The richest people in the world have also endured a financial disaster over the past year in a world that has become a wealth wasteland.
It is the first time since 2003 that the world has had a net loss in the number of billionaires and their average net worth fell 23 per cent to USD 3 billion. The last time the average was that low was in 2003, Forbes said.
The top three billionaires on the list witnessed a combined wealth erosion of USD 68 billion.
Bill Gates lost USD 18 billion but it was less than USD 25 billion lost each by Warren Buffett and Mexican telecom titan Carlos Slim Helu.
"It was hard to avoid the carnage, whether you were in stocks, commodities, real estate or technology.
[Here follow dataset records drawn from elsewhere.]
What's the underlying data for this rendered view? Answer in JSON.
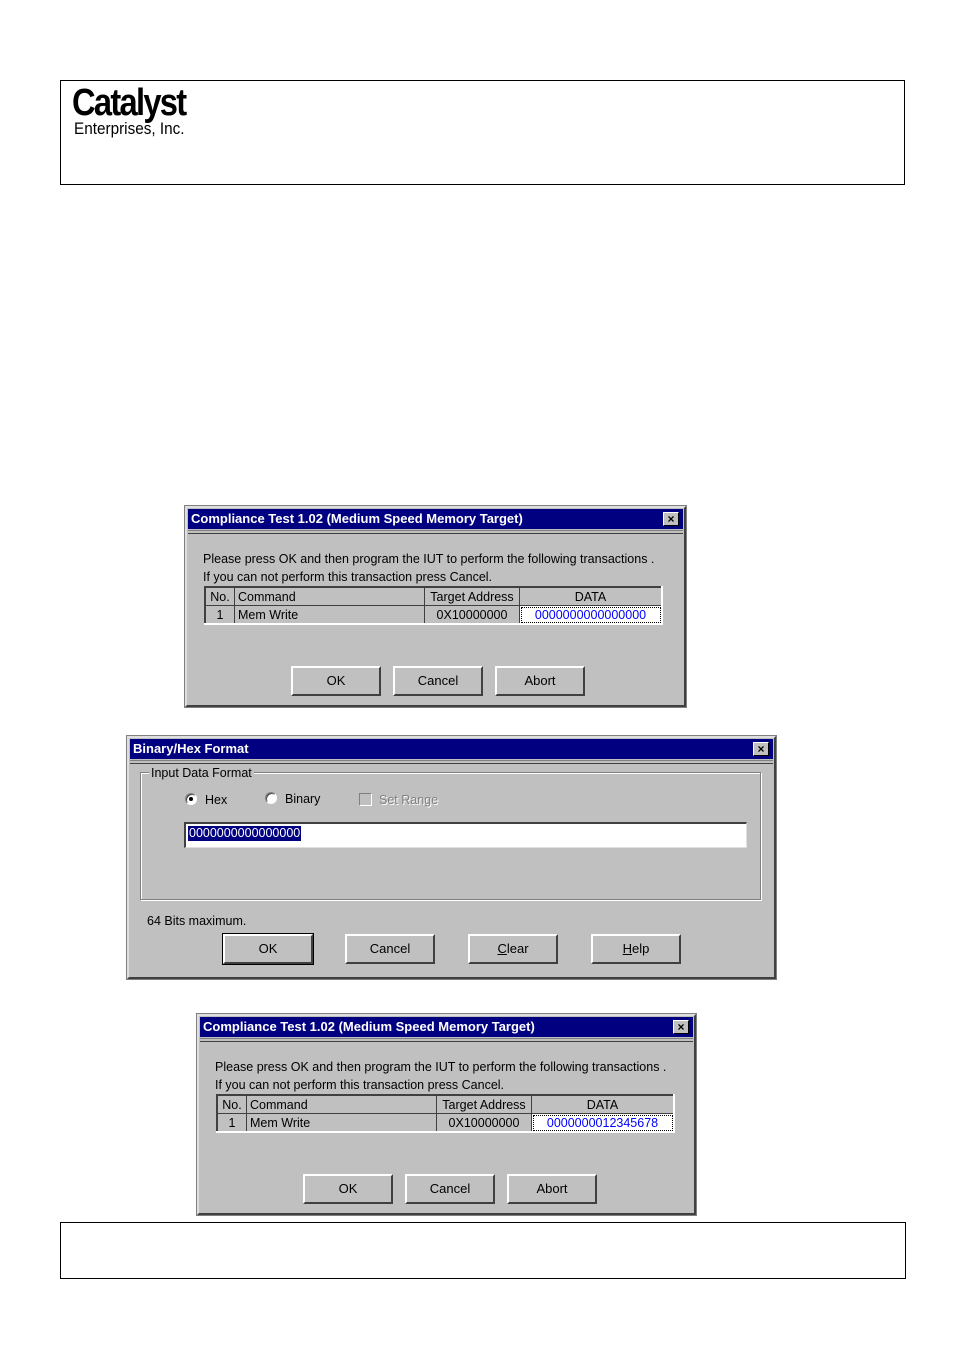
{
  "header": {
    "company_name": "Catalyst",
    "company_subtitle": "Enterprises, Inc."
  },
  "dialog1": {
    "title": "Compliance Test 1.02 (Medium Speed Memory Target)",
    "close_symbol": "×",
    "message_line1": "Please press OK and then program the IUT to perform the following transactions .",
    "message_line2": "If you can not perform this transaction press Cancel.",
    "table": {
      "headers": [
        "No.",
        "Command",
        "Target Address",
        "DATA"
      ],
      "rows": [
        {
          "no": "1",
          "command": "Mem Write",
          "target_address": "0X10000000",
          "data": "0000000000000000"
        }
      ]
    },
    "buttons": {
      "ok": "OK",
      "cancel": "Cancel",
      "abort": "Abort"
    }
  },
  "dialog2": {
    "title": "Binary/Hex Format",
    "close_symbol": "×",
    "group_label": "Input Data Format",
    "options": {
      "hex_label": "Hex",
      "hex_selected": true,
      "binary_label": "Binary",
      "binary_selected": false,
      "set_range_label": "Set Range",
      "set_range_checked": false,
      "set_range_enabled": false
    },
    "input_value": "0000000000000000",
    "note": "64 Bits maximum.",
    "buttons": {
      "ok": "OK",
      "cancel": "Cancel",
      "clear_prefix": "",
      "clear_accel": "C",
      "clear_rest": "lear",
      "help_accel": "H",
      "help_rest": "elp"
    }
  },
  "dialog3": {
    "title": "Compliance Test 1.02 (Medium Speed Memory Target)",
    "close_symbol": "×",
    "message_line1": "Please press OK and then program the IUT to perform the following transactions .",
    "message_line2": "If you can not perform this transaction press Cancel.",
    "table": {
      "headers": [
        "No.",
        "Command",
        "Target Address",
        "DATA"
      ],
      "rows": [
        {
          "no": "1",
          "command": "Mem Write",
          "target_address": "0X10000000",
          "data": "0000000012345678"
        }
      ]
    },
    "buttons": {
      "ok": "OK",
      "cancel": "Cancel",
      "abort": "Abort"
    }
  },
  "colors": {
    "titlebar": "#000080",
    "dialog_face": "#c0c0c0",
    "data_text": "#0000ff",
    "selection": "#000080"
  }
}
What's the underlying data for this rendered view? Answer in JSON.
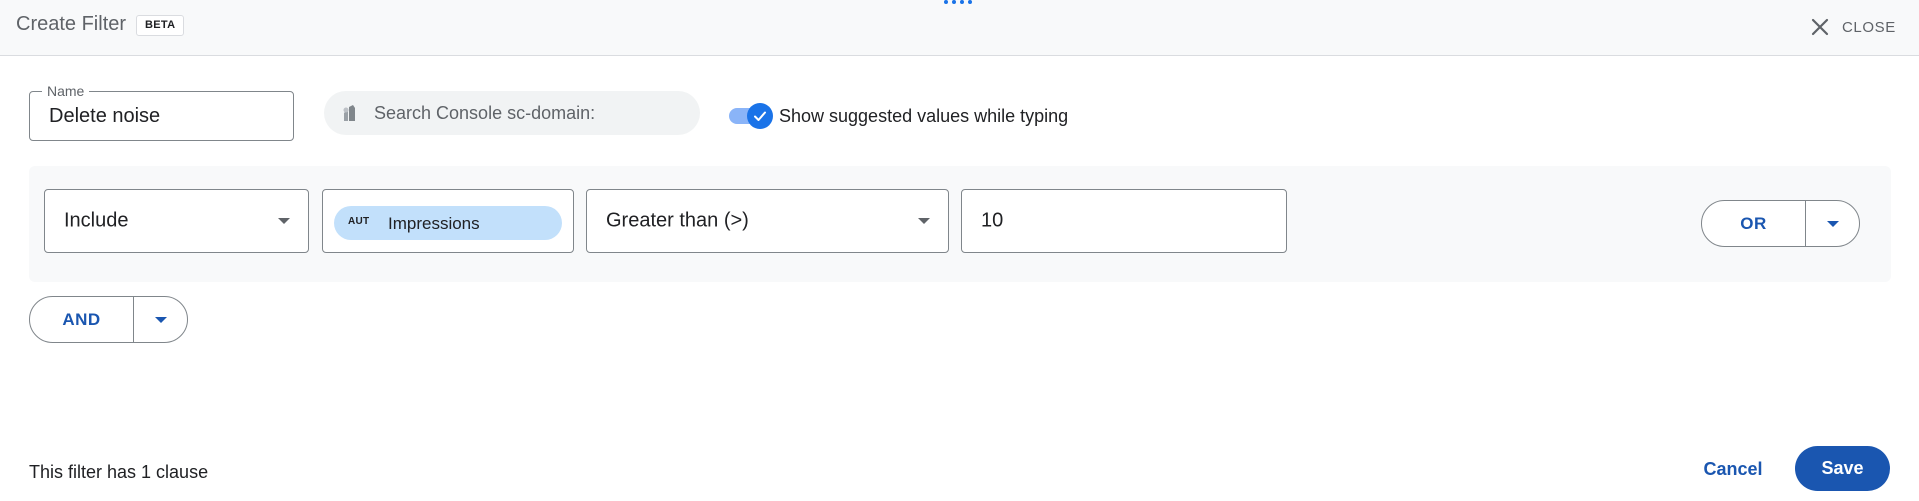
{
  "header": {
    "title": "Create Filter",
    "badge": "BETA",
    "close_label": "CLOSE"
  },
  "name_field": {
    "label": "Name",
    "value": "Delete noise"
  },
  "search_console": {
    "placeholder": "Search Console sc-domain:"
  },
  "suggest_toggle": {
    "label": "Show suggested values while typing",
    "checked": true
  },
  "clause": {
    "mode": "Include",
    "metric_chip_tag": "AUT",
    "metric": "Impressions",
    "operator": "Greater than (>)",
    "value": "10",
    "or_label": "OR"
  },
  "and_label": "AND",
  "footer": {
    "clause_count_text": "This filter has 1 clause",
    "cancel_label": "Cancel",
    "save_label": "Save"
  },
  "colors": {
    "accent": "#1a73e8",
    "primary_button": "#1a56b0",
    "chip_bg": "#c2e0fb"
  }
}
Even people running profitable businesses were hammered by frozen credit markets, weak consumer spending or declining currencies," Forbes said.
Out of the 1,125 billionaires who made to last year’s ranking, 373 fell off the list 355 from declining fortunes and 18 who died.
There are 38 newcomers, plus three moguls who returned to the list after regaining their 10-figure fortunes.
The US regained its dominance as a repository of wealth and accounted for 44 per cent of the money and 45 per cent of the list’s slots, but still it has 110 fewer billionaires than a year ago.
Meanwhile, Russia has become the epicentre of the world’s commodities bust, dropping 55 billionaires two-thirds of its last year’s figure.
"Twelve months ago Moscow overtook New York as the billionaire capital of the world, with 74 tycoons to New York’s 71. Today there are 27 in Moscow and 55 in New York," Forbes said.
Those with ties to Wall Street were particularly hard hit. As across the world 80 of the 355 drop-offs from last year’s list had fortunes derived from finance or investments.
Former head of AIG, Maurice (Hank) Greenberg, saw his USD 1.9 billion fortune nearly wiped out after the insurance behemoth had to be bailed out by the US government. Today Greenberg is worth less than USD 100 million.
Citigroup former Chairman Sandy Weill also falls from the ranks. Last year there were 39 American billionaire hedge fund managers; this year there are 28.
Twelve American private equity tycoons dropped out of the billionaire ranks.
Blackstone Group’s Stephen Schwarzman, who lost USD 4 billion, and Kohlberg Kravis & Roberts’ Henry Kravis, who lost USD 2.5 billion, have retained their billionaire status despite weaker fortunes.
While 656 billionaires lost money in the past year, 44 added to their fortunes.
In these tough economic situation most of the newcomers in the list are from diverse backgrounds from cocaine suppliers to selling electric cars.
Out of the 38 newcomers, the more notable new billionaires are Mexican Joaquin Guzman Loera, one of the biggest suppliers of cocaine to the US; Wang Chuanfu of China, whose BYD Co began selling electric cars in December, and American John Paul Dejoria, who got the world clean with his Paul Mitchell shampoos and sloppy with his Patron Tequila, Forbes said.